“I love you.” It still thrilled her every time she said it. She pressed her cheek to his temple and let him lean on her, borrowing her strength.
They’d made love silently the night before. Quiet tenderness as she wrapped her arm around his shoulders and pressed her lips to his neck. They had eased each other into release, falling asleep with arms and legs entwined, holding on to each other even as they slept.
Max was so brash. So confident. But not in Dunte. Not in the shadow of his uncle and grandfather, who lived with the ghosts of their people.
“Artis is fading,” Renata said. “Kyra said it will be a week at most.”
“And when he dies,” Max said, “Leo will be the last of my family.”
“Peter?”
“Is not my blood,” he said. “Has never been my blood. He barely tolerated me when I was a child. I don’t know why. Then again, he’s not much friendlier to Leo.”
“Your father’s people?”
“I don’t know who they are. My father’s name was Ivo and he was from Normandy, but that’s all I know.”
“Have you looked?”
“Yes. There are very few records. It doesn’t matter. Even if I found them, they aren’t my family. Only Leo is.”
“And me.”
He hooked his arms around her knees and pulled her closer. Renata leaned into his back and rested her head on his shoulder.
“You are my heart and soul,” he said. “But no one will ever know me like Leo. No one else knows what it was like to grow up as we did, strangers in our own house, a shadow hanging over us. Why did we survive when our mothers and the rest of the village didn’t? Who saved us? We’ll probably never know.”
“Kareshta?”
“I told you, I remember a boy.”
“But,” she reminded him gently, “you were a baby—truly an infant—when the Rending happened. Perhaps your memory—”

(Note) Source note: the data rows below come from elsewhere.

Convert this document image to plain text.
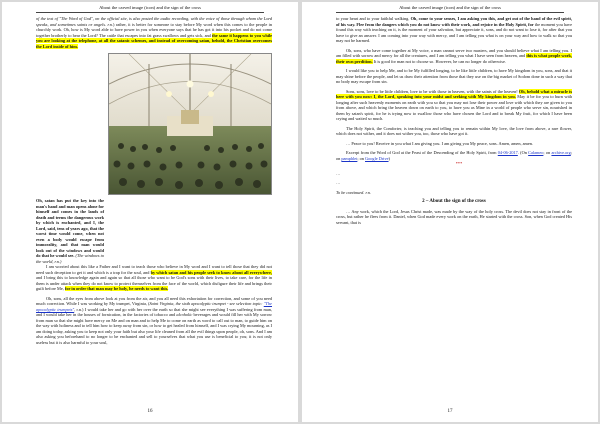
About the carved image (icon) and the sign of the cross

of the text of "The Word of God", on the official site, is also posted the audio recording, with the voice of those through whom the Lord speaks, and sometimes saints or angels. r.n.) rather, it is better for someone to stay before My word when this comes to the people in churchly work. Oh, how is My word able to have power in you when everyone says that he has got it into his pocket and do not come together brotherly to hear the Lord? The cattle that escapes into fat grass swallows and gets sick, and the same it happens to you while you are looking at the telephone, at all the satanic schemes, and instead of overcoming satan, behold, the Christian overcomes the Lord inside of him.

Oh, satan has put the key into the man's hand and man opens alone for himself and comes in the lands of death and teems the dangerous work by which is enchanted, and I, the Lord, said, tens of years ago, that the worst time would come, when not even a body would escape from immorality, and that man would look out of the windows and would do that he would see. (The windows to the world, r.n.)

I am worried about this like a Father and I want to teach those who believe in My word and I want to tell those that they did not need such deception to get it and which is a trap for the soul, and by which satan and his people seek to know about all everywhere, and I bring this to knowledge again and again so that all those who want to be God's sons with their lives, to take care, for the life in them is under attack when they do not know to protect themselves from the face of the world, which disfigure their life and brings their guilt before Me, for in order that man may be holy, he needs to want this.

Oh, sons, all the eyes from above look at you from the air, and you all need this exhortation for correction, and some of you need much correction. While I was working by My trumpet, Virginia, (Saint Virginia, the sixth apocalyptic trumpet - see selection topic: "The apocalyptic trumpets", r.n.) I would take her and go with her over the earth so that she might see everything I was suffering from man, and I would take her in the houses of fornication, in the factories of tobacco and alcoholic beverages and would fill her with My sorrow from man so that she might have mercy on Me and on man and to help Me to come on earth as word to call out to man, to guide him on the way with holiness and to tell him how to keep away from sin, or how to get healed from himself, and I was crying My mourning, as I am doing today, asking you to keep not only your faith but also your life cleaned from all the evil things upon people, oh, sons. And I am also asking you beforehand to no longer to be enchanted and sell to yourselves that what you use is beneficial to you; it is not only useless but it is also harmful to your soul,

16
About the carved image (icon) and the sign of the cross

to your heart and to your faithful walking. Oh, come to your senses, I am asking you this, and get out of the hand of the evil spirit, of his way. Flee from the dangers which you do not know with their work, and rejoice in the Holy Spirit, for the moment you have found this way with teaching on it, is the moment of your salvation, but appreciate it, sons, and do not want to lose it, for after that you have to give an answer. I am coming into your way with mercy, and I am telling you what is on your way and how to walk so that you may not be harmed.

Oh, sons, who have come together at My voice, a man cannot serve two masters, and you should believe what I am telling you. I am filled with sorrow and mercy for all the creatures, and I am telling you what I have seen from heaven, and this is what people work, their own perdition. It is good for man not to choose so. However, he can no longer do otherwise.

I would like you to help Me, and to be My fulfilled longing, to be like little children, to have My kingdom in you, sons, and that it may shine before the people, and let us draw their attention from those that they use on the big market of Sodom done in such a way that no body may escape from sin.

Sons, sons, love to be little children, love to be with those in heaven, with the saints of the heaven! Oh, behold what a miracle is here with you now: I, the Lord, speaking into your midst and seeking with My kingdom in you. May it be for you to burn with longing after such heavenly moments on earth with you so that you may not lose their power and love with which they are given to you from above, and which bring the heaven down on earth to you, to have you as Mine in a world of people who serve sin, nourished in them by satan's spirit, for he is trying now to swallow those who have chosen the Lord and to break My fruit, for which I have been crying and waited so much.

The Holy Spirit, the Comforter, is teaching you and telling you to remain within My love, the love from above, a rare flower, which does not wither, and it does not wither you, too, those who have got it.

… Peace to you! Receive in you what I am giving you. I am giving you My peace, sons. Amen, amen, amen.

Excerpt from the Word of God at the Feast of the Descending of the Holy Spirit, from 04-06-2017. (On Calameo; on archive.org; on pamphlet; on Google Drive)

***

…

…

To be continued. r.n.

2 – About the sign of the cross

… Any work, which the Lord, Jesus Christ made, was made by the way of the holy cross. The devil does not stay in front of the cross, but rather he flees from it. Daniel, when God made every work on the earth, He started with the cross. Son, when God created His servant, that is

17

“It’s real,” Max said. “He was real. And the wolves. Wolves have a scent, and it’s different from dogs. I recognized it as soon as I smelled it as an adult. I was in the woods in Russia and I smelled wolves, and I knew. I knew because he kept them in the house.”
Renata said nothing more. Max was as stubborn as she was. It was ridiculous to argue with him about something that had happened over two hundred years ago. It didn’t matter. He’d lost his mother and father before he could remember them. He was losing his grandfather now.
“You’re sad,” she said.
“Yes. And… angry.”
“Why?”
He ran his hands up and down her arms, stroking from her wrists to the tender skin at the curve of her elbow. “Why did he only send for us now? I sent him a letter when we mated. Leo sent his father a letter when he mated with Kyra. He’s sent Artis a letter every time we’ve moved posts. There was never a response. But now he calls us back for this? To watch him die?”
“There are songs,” Renata said. “Songs for the dying. For those who are ready to return to our fathers. Think about how many scribes have lived without those songs at the end of their lives. For thousands of years they have been part of our passage, but so many missed them. Perhaps Artis overcame his fear of the past so he could leave the earth as his ancestors did.”
“Artis isn’t afraid of anything.” Max’s voice hardened. “But I do think you’re right. He didn’t send for me and Leo. He sent for you. For Kyra.”
“Max, that’s not what I meant.”
“No? It makes sense.” He closed his eyes and lay back, settling into the curve of her body. “If I were him, I’d call for you too. You’re a much prettier view.”
“Max—”
“Can we not talk about it?” He closed his eyes and turned them toward the sun. “For a while, can we just be?”
She took a deep breath and hugged him tighter. “Yes.”